While we don’t claim to have any special insight, we wouldn’t be so certain that inflation will soon ease off. The chart below, which shows a range of inflation indicators, highlights our concern.
Median Consumer Price Index
While headline inflation (the yellow line) is falling, the median CPI figure continues to increase on a year on year basis, and was last sitting at just over 7.1%
That’s still a huge number. Combine this with other inflation indicators, including wages, which suggest price rises are beginning to accelerate again, and there is good reason to suspect that we will be dealing with above average rates of inflation for years to come.
This will likely be very bad for traditional asset markets and investments.
It will also likely be very good for inflation sensitive assets, which is where pink diamonds kick in.
Why pink diamonds?
It’s entirely logical that pink diamonds would be not only an effective inflation hedge (i.e. something that keeps up with rising consumer prices), but an outperformer, often outpacing inflation rates even when they are rising quite rapidly.
After all, pink diamonds are finite assets, unlike financial assets which can sometimes simply be created on paper.
They are also expensive, and very difficult to find, process and turn into marketable and tradable investments, which adds to their value.
Finally, and perhaps most importantly, pink diamonds have a great track record of outperformance both over the long-term (witness their circa 600% price rise in the fifteen years to 2020), as well their supercharged returns since the COVID pandemic and subsequent inflation burst that we’ve seen over the last three years.

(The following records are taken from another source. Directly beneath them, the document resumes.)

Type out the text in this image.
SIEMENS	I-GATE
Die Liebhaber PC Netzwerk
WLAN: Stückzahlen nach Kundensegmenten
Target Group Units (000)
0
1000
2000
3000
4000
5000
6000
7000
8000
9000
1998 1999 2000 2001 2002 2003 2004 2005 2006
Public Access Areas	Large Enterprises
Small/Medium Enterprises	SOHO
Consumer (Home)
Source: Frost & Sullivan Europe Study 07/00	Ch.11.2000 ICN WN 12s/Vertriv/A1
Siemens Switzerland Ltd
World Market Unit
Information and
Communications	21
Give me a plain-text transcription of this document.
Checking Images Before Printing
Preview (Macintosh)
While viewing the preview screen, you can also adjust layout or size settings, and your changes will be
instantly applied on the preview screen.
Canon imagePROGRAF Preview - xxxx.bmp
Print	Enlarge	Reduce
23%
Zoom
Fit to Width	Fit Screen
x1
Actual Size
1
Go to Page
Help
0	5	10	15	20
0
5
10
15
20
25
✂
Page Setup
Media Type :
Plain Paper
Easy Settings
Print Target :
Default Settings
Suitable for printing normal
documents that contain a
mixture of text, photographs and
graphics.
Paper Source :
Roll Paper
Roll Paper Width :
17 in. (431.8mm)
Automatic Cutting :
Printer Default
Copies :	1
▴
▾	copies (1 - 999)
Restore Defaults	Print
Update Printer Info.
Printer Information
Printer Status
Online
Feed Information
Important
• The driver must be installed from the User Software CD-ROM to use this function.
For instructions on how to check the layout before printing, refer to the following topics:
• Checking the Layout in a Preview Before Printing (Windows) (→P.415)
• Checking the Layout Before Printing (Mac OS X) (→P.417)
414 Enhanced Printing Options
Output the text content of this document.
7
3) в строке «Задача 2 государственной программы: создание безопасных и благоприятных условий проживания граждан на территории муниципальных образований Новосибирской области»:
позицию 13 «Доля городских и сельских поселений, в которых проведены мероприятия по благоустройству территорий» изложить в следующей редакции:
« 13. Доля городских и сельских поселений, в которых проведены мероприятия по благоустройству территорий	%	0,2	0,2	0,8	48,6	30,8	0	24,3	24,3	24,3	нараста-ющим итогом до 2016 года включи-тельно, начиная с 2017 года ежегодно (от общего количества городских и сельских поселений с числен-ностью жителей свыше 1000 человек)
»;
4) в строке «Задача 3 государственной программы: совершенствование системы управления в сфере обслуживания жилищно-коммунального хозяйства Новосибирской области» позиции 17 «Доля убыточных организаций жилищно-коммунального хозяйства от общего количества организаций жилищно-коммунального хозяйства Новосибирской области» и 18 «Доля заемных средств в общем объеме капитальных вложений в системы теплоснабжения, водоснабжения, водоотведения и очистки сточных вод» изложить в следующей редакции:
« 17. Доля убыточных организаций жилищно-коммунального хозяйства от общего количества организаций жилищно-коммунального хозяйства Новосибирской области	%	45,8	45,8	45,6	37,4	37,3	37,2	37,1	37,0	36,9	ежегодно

In truth, an environment of high inflation will likely be positive for a range of non-traditional assets, though many of these other non-traditional assets are also highly volatile, making them harder to hold through the ups and downs that markets inevitably throw at us.
Very few offer the inflation protection, and the stability that pink diamonds can offer investors, which is why these truly scarce, and unique assets, are set to find favour in the portfolios of more investors for some time to come.
As always, we hope you’ve enjoyed this week’s edition of “In the Loupe” and we look forward to any questions or comments you may have.